Escribo cuentos desde que soy niño. Uno de los primeros que hice y que aún me queda registro —tendría unos dieciséis años— se llamaba «La historia de la selva»: se trataba de un grupo de animales que vivían felices en la selva y, de pronto, escucharon el ruido de una explosión. Una bomba. El fuego empezó a consumir la selva, sus casas, sus cuerpos; arrasó con todo. La única sobreviviente fue una lombriz, que se había refugiado bajo tierra. Al salir y ver todo deforestado, y darse cuenta de que todos sus amigos habían muerto, «esperó lentamente su… FIN». Así terminaba.

Escribir cuentos a modo de catarsis
Algo trágico, ¿no? Pero en mi caso escribir cuentos se trataba de poner en palabras, inventar historias cortas, a modo de terapia. Al principio, todos mis cuentos acababan mal. Abandonaban a alguien o moría alguno. Era una época de mi vida en que vivía dentro de una nube negra. Quizás fuera un principio de depresión, no lo sé.
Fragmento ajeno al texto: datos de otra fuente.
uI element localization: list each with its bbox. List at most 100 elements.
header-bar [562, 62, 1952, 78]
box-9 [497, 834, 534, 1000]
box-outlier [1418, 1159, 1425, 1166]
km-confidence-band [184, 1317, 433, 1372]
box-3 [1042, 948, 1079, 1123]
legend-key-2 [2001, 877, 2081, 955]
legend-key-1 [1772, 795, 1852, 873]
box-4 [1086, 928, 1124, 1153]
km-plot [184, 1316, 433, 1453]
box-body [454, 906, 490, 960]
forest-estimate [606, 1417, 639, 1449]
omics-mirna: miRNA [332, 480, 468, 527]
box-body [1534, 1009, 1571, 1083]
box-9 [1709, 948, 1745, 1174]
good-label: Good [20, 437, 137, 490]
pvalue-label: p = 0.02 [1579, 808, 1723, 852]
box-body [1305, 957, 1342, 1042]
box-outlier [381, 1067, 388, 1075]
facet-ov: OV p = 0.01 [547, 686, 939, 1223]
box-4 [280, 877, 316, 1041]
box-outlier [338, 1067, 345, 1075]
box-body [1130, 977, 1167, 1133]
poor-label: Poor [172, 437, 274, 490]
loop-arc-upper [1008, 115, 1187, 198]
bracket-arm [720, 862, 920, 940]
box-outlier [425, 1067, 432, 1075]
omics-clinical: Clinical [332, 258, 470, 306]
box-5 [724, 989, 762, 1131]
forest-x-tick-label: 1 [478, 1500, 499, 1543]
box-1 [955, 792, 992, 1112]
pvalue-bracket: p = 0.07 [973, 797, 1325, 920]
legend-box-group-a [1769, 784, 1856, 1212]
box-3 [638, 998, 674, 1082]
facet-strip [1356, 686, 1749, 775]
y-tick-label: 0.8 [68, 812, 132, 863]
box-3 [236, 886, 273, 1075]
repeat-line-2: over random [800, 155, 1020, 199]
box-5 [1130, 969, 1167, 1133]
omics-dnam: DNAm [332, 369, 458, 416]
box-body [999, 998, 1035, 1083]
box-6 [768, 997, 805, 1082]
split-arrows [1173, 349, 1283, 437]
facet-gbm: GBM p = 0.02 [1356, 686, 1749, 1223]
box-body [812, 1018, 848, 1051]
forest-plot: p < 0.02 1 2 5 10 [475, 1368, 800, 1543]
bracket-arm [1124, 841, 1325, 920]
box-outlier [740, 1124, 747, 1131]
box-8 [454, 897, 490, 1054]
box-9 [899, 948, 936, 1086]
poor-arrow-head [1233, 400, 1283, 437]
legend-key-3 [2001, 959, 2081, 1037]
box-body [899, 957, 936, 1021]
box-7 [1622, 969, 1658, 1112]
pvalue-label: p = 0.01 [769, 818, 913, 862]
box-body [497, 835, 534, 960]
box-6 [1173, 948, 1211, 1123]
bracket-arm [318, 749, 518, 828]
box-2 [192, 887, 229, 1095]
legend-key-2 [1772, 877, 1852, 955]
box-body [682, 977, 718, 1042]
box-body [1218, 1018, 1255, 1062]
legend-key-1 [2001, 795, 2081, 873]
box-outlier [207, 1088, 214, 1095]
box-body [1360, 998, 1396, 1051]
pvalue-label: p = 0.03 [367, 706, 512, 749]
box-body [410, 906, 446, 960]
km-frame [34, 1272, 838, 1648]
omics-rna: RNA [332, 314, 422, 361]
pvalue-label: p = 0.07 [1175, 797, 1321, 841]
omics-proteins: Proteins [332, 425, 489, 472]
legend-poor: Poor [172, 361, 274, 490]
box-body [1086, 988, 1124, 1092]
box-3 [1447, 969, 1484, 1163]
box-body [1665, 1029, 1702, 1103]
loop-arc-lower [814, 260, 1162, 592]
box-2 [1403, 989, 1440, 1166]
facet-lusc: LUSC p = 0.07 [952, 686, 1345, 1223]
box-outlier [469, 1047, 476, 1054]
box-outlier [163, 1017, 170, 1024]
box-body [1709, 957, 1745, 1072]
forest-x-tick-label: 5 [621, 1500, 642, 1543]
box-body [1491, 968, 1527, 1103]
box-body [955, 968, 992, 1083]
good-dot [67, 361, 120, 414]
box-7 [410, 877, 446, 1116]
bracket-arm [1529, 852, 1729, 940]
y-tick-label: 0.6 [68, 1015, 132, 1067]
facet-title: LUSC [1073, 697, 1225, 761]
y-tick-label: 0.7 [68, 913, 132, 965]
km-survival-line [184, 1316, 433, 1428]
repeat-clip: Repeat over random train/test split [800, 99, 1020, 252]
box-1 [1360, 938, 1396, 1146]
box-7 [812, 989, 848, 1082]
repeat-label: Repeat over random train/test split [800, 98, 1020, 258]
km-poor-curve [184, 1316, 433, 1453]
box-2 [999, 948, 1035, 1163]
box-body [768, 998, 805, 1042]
Pero cada historia me ayudaba a sacar afuera algo de lo que se llenaba por dentro.
Por supuesto, todo esto de escribir cuentos fue siempre a modo de hobby. De más grande mis escritos mantuvieron esa esencia algo tristona, trágica por momentos, pero no tan catártica. Aprendí a escuchar a los personajes, ellos son muchas veces los que indican el camino que debe seguir una historia. Uno de los primeros cuentos de los que quedé «literariamente» contento fue «Raspones en las rodillas», uno de los cuentos publicados en La carga invisible (te dejo el enlace por si quieres saber cómo elegí ese nombre para mi libro). Por supuesto, lo pulí y lo pulí hasta el cansancio, y el resultado creo que es mucho mejor.
Compartiendo mis escritos
Cada tanto publicaba alguno de mis cuentos en Facebook, con buen recibimiento. Voy a destacar los constantes comentarios de Enrique Arguiñariz (prologuista de mi libro La carga invisible y escritor de numerosos libros de ajedrez en Argentina) que siempre me animó a que siguiera escribiendo.
Un día, a mis 39 años, me puse a leer todos los cuentos, ensayos, reflexiones, frases y cosas sueltas que escribí a lo largo de mi vida. Cada tanto abría esa carpetita en el ordenador para releer y recordar lo que sentía al momento de escribirlos. Pero ese día dije: ¿por qué no publico todo esto en un libro?
Agradezco no haber publicado esa compilación
Si bien fue una buena base para empezar, tenía fallos por todos lados. Descarté el 90% de lo que tenía seleccionado, y corregí (solo y con ayuda de gente que sabe más que yo). Pero fue un buen impulso para lanzarme a escribir. A escribir cuentos en serio.
Empecé un taller literario a cargo de Lucas Bruno (hoy día un referente de la literatura para mí y, sobre todo, un buen amigo) y leí todo lo relacionado con el mundo del cuento. Me compré 25 libros sobre cómo escribir bien, sobre técnicas de escritura, teoría del cuento, consejos para novelas. Se me fue la mano, porque debo combinar esa lectura «teórica» con todo lo que quiero leer por gusto. Me están esperando algunos cuentos de Borges, de Cortázar, de Rulfo, de García Márquez, de Chéjov, de Poe y tantos más que tengo en la biblioteca.
25 libros. Ya leí la mitad. Me apasioné como toda la vida lo había estado por el ajedrez, ahora la literatura me mostraba un nuevo camino donde volcar mi atención y mi entusiasmo.
Escribir cuentos
Así que escribí. Escribí mucho, y descarté mucho también. De todas esas tardes y noches de escritura y de corrección, quedaron 19 cuentos. Esos cuentos son lo mejor que puedo hacer hasta el día de hoy, y estoy muy contento de verlos publicados.
La carga invisible. Ese peso mental que no se ve, pero está en cada uno de nosotros. Algunos lo llevan bien, otros no tanto.
Los personajes de mis cuentos, no tanto.